Enterococchi come patogeni opportunisti nell'uomo
Gli enterococchi sono da tempo noti come importanti patogeni ospedalieri che causano batteriemie, endocarditi, infezioni del tratto urinario e di altri apparati. Negli Stati Uniti sono responsabili di circa il 12% di tutte le infezioni ospedaliere; tra i microrganismi causa di queste infezioni prevale Enterococcus faecalis (80% dei casi) mentre ceppi di Enterococcus faecium lo sono per la percentuale restante dei casi.
La batteriemia è la forma più comune di infezione da enterococchi, con mortalità generalmente elevata probabilmente a causa delle complicazioni della malattia; i fattori di rischio sono operazioni chirurgiche cui i pazienti vengono sottoposti, traumi multipli o precedenti terapie antibiotiche.

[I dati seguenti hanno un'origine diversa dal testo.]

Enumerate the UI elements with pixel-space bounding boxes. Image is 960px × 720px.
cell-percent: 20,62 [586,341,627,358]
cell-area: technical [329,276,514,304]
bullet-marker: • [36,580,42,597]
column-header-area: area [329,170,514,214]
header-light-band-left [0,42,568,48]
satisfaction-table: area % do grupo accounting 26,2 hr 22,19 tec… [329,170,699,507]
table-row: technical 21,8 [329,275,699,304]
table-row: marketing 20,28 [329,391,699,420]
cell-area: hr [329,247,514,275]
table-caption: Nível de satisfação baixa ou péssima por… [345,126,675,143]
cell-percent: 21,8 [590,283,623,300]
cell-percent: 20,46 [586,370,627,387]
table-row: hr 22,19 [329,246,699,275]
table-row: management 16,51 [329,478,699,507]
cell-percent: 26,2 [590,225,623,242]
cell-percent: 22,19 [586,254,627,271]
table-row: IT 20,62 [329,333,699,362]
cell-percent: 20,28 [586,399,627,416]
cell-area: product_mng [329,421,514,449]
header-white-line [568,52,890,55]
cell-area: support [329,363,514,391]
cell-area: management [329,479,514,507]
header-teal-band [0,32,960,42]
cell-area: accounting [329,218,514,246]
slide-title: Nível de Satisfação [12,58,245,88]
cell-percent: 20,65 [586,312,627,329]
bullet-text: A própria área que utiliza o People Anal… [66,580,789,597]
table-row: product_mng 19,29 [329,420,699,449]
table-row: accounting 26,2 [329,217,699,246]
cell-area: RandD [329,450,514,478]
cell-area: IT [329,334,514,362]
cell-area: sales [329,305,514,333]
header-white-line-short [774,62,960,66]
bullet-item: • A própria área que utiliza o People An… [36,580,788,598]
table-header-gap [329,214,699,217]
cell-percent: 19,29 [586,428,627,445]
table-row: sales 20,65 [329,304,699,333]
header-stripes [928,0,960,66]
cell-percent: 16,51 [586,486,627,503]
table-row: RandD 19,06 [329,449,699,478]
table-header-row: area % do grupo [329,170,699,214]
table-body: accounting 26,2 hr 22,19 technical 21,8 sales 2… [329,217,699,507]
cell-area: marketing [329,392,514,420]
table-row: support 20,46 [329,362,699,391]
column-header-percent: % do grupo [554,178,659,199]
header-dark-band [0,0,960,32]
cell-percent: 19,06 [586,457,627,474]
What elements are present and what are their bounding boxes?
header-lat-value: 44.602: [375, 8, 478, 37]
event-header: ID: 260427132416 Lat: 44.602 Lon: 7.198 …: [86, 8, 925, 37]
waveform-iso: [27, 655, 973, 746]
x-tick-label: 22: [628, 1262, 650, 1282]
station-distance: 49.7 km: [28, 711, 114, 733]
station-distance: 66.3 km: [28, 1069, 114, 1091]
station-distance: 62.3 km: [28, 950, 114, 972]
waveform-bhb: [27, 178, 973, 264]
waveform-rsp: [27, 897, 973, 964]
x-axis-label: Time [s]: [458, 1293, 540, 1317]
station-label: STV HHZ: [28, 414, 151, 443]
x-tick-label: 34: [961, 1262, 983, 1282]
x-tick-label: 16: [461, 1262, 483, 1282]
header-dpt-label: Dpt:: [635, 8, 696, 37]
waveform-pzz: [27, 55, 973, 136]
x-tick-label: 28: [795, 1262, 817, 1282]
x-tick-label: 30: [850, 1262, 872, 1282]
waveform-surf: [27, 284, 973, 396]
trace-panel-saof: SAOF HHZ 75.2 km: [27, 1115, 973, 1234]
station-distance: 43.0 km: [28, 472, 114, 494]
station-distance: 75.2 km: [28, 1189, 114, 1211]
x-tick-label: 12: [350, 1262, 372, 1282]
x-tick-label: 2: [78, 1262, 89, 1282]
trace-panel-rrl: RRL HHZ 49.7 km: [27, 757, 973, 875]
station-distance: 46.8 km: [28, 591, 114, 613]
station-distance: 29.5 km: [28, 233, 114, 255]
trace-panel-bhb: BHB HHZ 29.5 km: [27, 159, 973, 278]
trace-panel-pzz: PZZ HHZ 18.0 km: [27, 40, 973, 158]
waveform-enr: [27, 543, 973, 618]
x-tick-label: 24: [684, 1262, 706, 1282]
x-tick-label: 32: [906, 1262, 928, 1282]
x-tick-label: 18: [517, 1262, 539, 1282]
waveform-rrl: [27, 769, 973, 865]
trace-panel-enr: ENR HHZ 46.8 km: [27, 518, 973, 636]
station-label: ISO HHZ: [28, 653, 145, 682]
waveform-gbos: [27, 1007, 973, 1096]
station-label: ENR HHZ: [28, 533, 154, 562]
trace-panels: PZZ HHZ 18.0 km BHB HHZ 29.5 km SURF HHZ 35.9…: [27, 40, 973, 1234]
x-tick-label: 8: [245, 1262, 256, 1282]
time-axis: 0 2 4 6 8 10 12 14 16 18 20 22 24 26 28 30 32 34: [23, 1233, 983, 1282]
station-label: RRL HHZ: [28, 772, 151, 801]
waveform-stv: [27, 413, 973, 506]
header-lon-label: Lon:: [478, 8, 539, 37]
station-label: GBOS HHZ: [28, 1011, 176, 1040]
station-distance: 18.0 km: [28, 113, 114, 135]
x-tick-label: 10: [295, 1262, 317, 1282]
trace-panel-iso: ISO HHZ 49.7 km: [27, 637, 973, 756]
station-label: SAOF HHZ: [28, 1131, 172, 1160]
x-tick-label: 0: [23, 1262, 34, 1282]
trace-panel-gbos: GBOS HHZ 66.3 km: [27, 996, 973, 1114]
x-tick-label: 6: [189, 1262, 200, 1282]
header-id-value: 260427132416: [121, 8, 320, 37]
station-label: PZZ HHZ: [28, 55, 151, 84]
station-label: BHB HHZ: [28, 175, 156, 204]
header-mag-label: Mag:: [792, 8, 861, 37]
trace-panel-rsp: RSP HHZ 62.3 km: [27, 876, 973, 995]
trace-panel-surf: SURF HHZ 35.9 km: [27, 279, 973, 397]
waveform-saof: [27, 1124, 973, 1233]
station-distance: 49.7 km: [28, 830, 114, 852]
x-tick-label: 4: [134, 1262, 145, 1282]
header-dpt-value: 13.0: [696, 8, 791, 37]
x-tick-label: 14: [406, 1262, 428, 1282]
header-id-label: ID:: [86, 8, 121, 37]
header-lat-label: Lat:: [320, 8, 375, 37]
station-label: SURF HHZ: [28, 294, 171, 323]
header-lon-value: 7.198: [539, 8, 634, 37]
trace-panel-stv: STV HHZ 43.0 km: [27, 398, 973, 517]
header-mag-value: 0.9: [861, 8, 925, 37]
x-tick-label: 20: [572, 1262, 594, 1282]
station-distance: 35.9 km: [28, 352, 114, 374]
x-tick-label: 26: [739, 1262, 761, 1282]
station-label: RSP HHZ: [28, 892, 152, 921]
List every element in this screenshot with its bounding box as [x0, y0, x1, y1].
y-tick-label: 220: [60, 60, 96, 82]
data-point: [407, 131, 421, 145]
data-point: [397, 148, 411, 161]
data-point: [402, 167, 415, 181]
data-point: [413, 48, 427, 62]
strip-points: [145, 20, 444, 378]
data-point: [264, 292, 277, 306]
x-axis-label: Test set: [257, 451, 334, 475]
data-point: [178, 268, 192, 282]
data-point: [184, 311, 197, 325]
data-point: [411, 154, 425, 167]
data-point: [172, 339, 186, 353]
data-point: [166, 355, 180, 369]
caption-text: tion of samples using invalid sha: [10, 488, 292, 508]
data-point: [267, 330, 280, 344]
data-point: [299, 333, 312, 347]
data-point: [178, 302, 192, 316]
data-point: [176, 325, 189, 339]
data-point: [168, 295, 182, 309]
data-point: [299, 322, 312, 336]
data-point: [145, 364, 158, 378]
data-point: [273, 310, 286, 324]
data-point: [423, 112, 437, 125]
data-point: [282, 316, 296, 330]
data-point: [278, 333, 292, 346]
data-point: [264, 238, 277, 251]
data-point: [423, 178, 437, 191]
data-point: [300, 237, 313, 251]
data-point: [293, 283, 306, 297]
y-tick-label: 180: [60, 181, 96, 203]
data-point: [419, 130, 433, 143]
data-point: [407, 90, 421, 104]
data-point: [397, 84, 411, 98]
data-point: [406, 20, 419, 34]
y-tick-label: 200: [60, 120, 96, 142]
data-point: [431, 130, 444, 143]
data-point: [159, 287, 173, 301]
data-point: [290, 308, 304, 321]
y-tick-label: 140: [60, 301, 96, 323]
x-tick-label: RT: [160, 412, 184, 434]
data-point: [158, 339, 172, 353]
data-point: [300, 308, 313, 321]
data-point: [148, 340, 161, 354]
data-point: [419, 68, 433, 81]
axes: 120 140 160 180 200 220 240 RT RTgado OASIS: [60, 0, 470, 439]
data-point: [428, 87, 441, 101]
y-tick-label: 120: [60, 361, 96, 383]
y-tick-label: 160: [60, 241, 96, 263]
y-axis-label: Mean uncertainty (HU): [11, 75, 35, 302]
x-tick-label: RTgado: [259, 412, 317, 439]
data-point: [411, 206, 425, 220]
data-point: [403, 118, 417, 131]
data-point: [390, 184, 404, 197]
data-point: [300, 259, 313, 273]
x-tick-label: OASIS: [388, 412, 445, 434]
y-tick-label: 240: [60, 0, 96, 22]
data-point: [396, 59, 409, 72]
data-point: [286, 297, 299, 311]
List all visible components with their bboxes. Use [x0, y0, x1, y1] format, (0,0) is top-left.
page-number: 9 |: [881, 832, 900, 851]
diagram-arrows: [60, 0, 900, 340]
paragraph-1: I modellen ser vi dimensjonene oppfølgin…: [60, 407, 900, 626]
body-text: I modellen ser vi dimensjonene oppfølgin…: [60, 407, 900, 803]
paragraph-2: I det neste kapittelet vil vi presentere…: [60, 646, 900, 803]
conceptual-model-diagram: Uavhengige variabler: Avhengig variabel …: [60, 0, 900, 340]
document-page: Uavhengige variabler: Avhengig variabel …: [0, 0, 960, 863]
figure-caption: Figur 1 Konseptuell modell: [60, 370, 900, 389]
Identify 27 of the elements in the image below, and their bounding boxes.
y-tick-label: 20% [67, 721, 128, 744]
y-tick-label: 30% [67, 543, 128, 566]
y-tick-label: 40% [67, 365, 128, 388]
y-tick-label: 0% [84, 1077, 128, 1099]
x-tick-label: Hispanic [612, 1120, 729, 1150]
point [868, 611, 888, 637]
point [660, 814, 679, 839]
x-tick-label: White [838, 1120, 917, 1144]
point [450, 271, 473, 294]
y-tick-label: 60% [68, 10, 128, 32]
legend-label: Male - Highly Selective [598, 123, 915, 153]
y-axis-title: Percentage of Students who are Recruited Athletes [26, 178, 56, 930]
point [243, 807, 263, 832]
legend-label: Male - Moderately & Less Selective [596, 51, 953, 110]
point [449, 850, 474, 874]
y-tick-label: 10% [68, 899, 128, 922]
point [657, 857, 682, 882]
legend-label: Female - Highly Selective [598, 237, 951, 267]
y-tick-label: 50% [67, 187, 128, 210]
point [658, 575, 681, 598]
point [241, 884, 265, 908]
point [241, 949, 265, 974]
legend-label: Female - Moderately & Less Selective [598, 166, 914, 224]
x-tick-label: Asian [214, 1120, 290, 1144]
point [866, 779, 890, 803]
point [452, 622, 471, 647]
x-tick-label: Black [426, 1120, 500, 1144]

Altre forme di infezione da enterococchi sono costituite da endocarditi batteriche, infezioni del tratto urinario, specialmente in pazienti ospedalizzati, infezioni del sistema nervoso centrale in neonati e persone sottoposte a procedure di tipo neurologico, ascessi ed episodi di sepsi addominali e pelviche. Un importante fattore che contribuisce all'insorgere di superinfezioni enterococciche è l'utilizzo di taluni antibiotici cui gli enterococchi sono resistenti. In effetti, una causa specifica che contribuisce alle caratteristiche di patogenicità degli enterococchi è la loro resistenza ad una grande varietà di antibiotici: questa può essere innata, e in questo caso è legata alla presenza di geni specifici sul cromosoma o su plasmidi, oppure acquisita. Tra gli esempi di resistenza innata si possono ricordare la resistenza alle cefalosporine e ai beta-lattamici, mentre tra le resistenze acquisite quella al cloramfenicolo, all'eritromicina ed alla vancomicina.
La resistenza alla vancomicina è di grande interesse in quanto questo antibiotico era, fino a qualche tempo fa, considerata l'ultima risorsa per il trattamento delle infezioni da enterococchi a resistenza multipla, non trattabili con le comuni terapie antibiotiche.
L'elevata resistenza agli antibiotici e la loro ampia diffusione nelle materie prime alimentari di origine animale e vegetale sono i due elementi chiave che contribuiscono al frequente ritrovamento di enterococchi antibiotico-resistenti sia negli alimenti fermentati che non fermentati; ceppi di questo tipo sono di fatto stati isolati da prodotti a base di carne, prodotti lattiero-caseari, prodotti pronti per il consumo e persino in colture proposte come probiotici. Nel corso di un'indagine effettuata nel 1999, da formaggi europei sono stati isolati numerosi ceppi di E. faecalis ed E. faecium resistenti a molti antibiotici di uso comune nella terapia clinica; lo stesso quadro emerge per quanto riguarda i prodotti carnei, dove oltre il 70% dei ceppi isolati da pollame erano resistenti a tetraciclina, eritromicina e vancomicina. Questi dati, piuttosto preoccupanti, pongono la questione relativa al possibile trasferimento nella catena alimentare di geni che codificano per la resistenza agli antibiotici: esiste di fatto una forte evidenza epidemiologica dell'esistenza di un legame stretto tra l'uso massiccio di antibiotici in medicina umana ed animale e l'emergenza relativa alla diffusione e persistenza di ceppi resistenti negli alimenti di origine animale che potrebbero poi diffondersi nell'uomo. L'emergenza relativa agli enterococchi antibiotico-resistenti pone di fatto due importanti problematiche: il ruolo giocato da questi batteri nella diffusione ambientale di geni legati alla resistenza agli antibiotici e il rischio per la salute umana correlato all'utilizzo massiccio di tali sostanze in agricoltura.

Bibliografia
Bourgeois C.M., Mescle J.F., Zucca J., 1990 -
 Microbiologia alimentare. Aspetti microbiologici della sicurezza e della qualità. Tecniche nuove/Milano.
Jay J.M., 1996 - Modem food microbiology. Chapman & Hall, New York.

Tiecco G.,1997 - Igiene e tecnologia alimentare. Edagricole, Bologna.